I need some assistance,
I am performing fuzzy matching to find potential duplicates in our system, whilst analyzing the results i have noticed that in some instances its giving me false positives which i need to identify.
To eliminate these false positives i was thinking about creating an additional column to call out that its not a duplicate based on certain rules.
Using the the example Below the logic should work as follows ;
NB :
- Only assess values within a group
- If Count of Group = 2 and Source= FINRA & the IDs are different then "Not a Duplicate"
- If Count of Group = 2 and Source= FCA & the IDs are different then "Not a Duplicate"

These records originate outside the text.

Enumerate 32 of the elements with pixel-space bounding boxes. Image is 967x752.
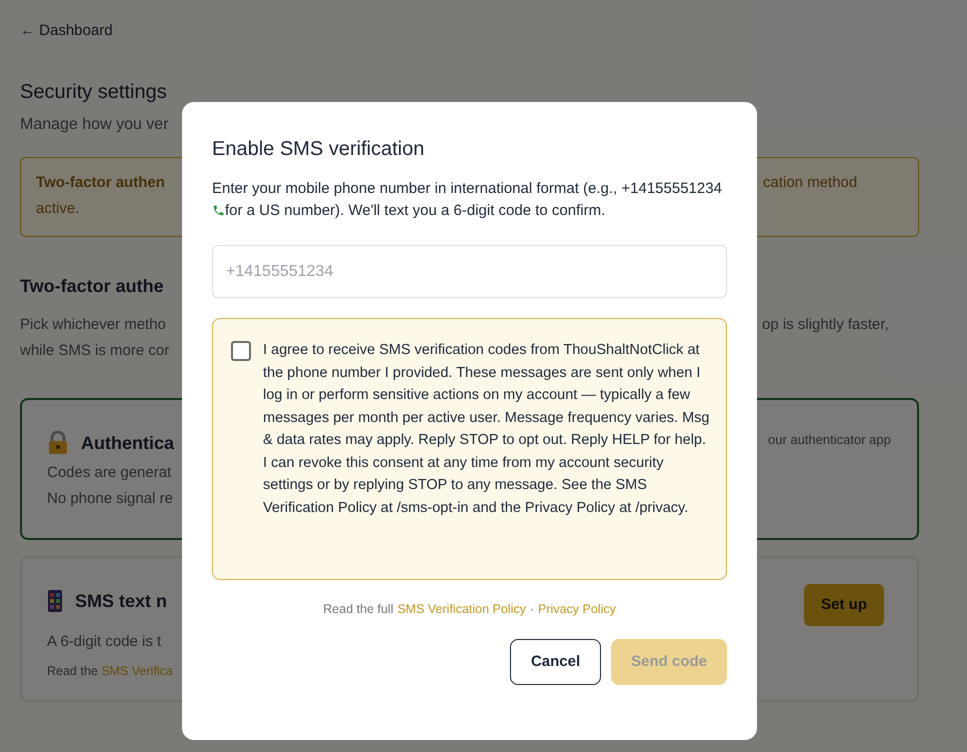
section-description: Pick whichever metho xyxy=(20,314,166,334)
setup-button[interactable]: Set up xyxy=(804,584,884,626)
section-description: op is slightly faster, xyxy=(762,314,890,334)
method-description: A 6-digit code is t xyxy=(47,632,162,652)
method-description: Codes are generat xyxy=(47,462,172,482)
page-title: Security settings xyxy=(20,80,167,104)
consent-text: I agree to receive SMS verification codes from ThouShaltNotClick at the phone number I provided. These messages are sent only when I log in or perform sensitive actions on my account — typically a few messages per month per active user. Message frequency varies. Msg & data rates may apply. Reply STOP to opt out. Reply HELP for help. I can revoke this consent at any time from my account security settings or by replying STOP to any message. See the SMS Verification Policy at /sms-opt-in and the Privacy Policy at /privacy. xyxy=(263,341,710,518)
phone-input-field[interactable]: +14155551234 xyxy=(212,245,727,298)
method-title: Authentica xyxy=(81,432,174,454)
separator-dot: · xyxy=(530,601,534,618)
method-footer-text: Read the xyxy=(47,664,99,678)
page-subtitle: Manage how you ver xyxy=(20,114,169,134)
method-description: No phone signal re xyxy=(47,488,173,508)
footer-text: Read the full xyxy=(323,601,394,618)
alert-text: active. xyxy=(36,199,80,219)
section-title: Two-factor authe xyxy=(20,274,164,298)
phone-icon xyxy=(212,204,225,217)
policy-link[interactable]: SMS Verifica xyxy=(101,664,173,678)
consent-checkbox[interactable] xyxy=(231,341,251,361)
policy-link[interactable]: SMS Verification Policy xyxy=(397,600,526,619)
alert-text: cation method xyxy=(763,172,858,192)
section-description: while SMS is more cor xyxy=(20,340,170,360)
padlock-icon xyxy=(47,431,69,455)
back-link[interactable]: ← Dashboard xyxy=(20,20,113,42)
alert-text: Two-factor authen xyxy=(36,172,165,192)
dialog-title: Enable SMS verification xyxy=(212,137,424,162)
mobile-phone-icon xyxy=(47,589,63,613)
dialog-description: Enter your mobile phone number in international format (e.g., +14155551234 for a US number). We'll text you a 6-digit code to confirm. xyxy=(212,179,723,221)
policy-link[interactable]: Privacy Policy xyxy=(538,600,616,619)
method-title: SMS text n xyxy=(75,590,168,612)
method-note: our authenticator app xyxy=(768,430,892,449)
cancel-button[interactable]: Cancel xyxy=(510,638,602,685)
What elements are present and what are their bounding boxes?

| Group | Name | ID | Source | Name | Outcome |
| 8650 | Mason LTD | 11111 | FINRA | CRD | Not a duplicate |
| 8650 | Mason LTD | 22222 | FINRA | CRD | Not a duplicate |
| 8651 | Amazon Ltd | 33333 | FCA | FCA | Not a duplicate |
| 8651 | Amazon Ltd | 33334 | FCA | FCA | Not a duplicate |
| 8652 | Alteryx PLC | 11111 | FINRA | CRD | |
| 8652 | Alteryx PLC | | | | |
| 8653 | Tesla Ltd | 11111 | FINRA | CRD | |
| 8653 | Tesla Ltd | 33333 | FCA | FCA | |
| 8654 | Costa | 11111 | FINRA | CRD | |
| 8654 | Costa | | | | |
| 8654 | Costa | 33333 | FCA | FCA | |
Looking forward to your response.
Kind regards
Masond3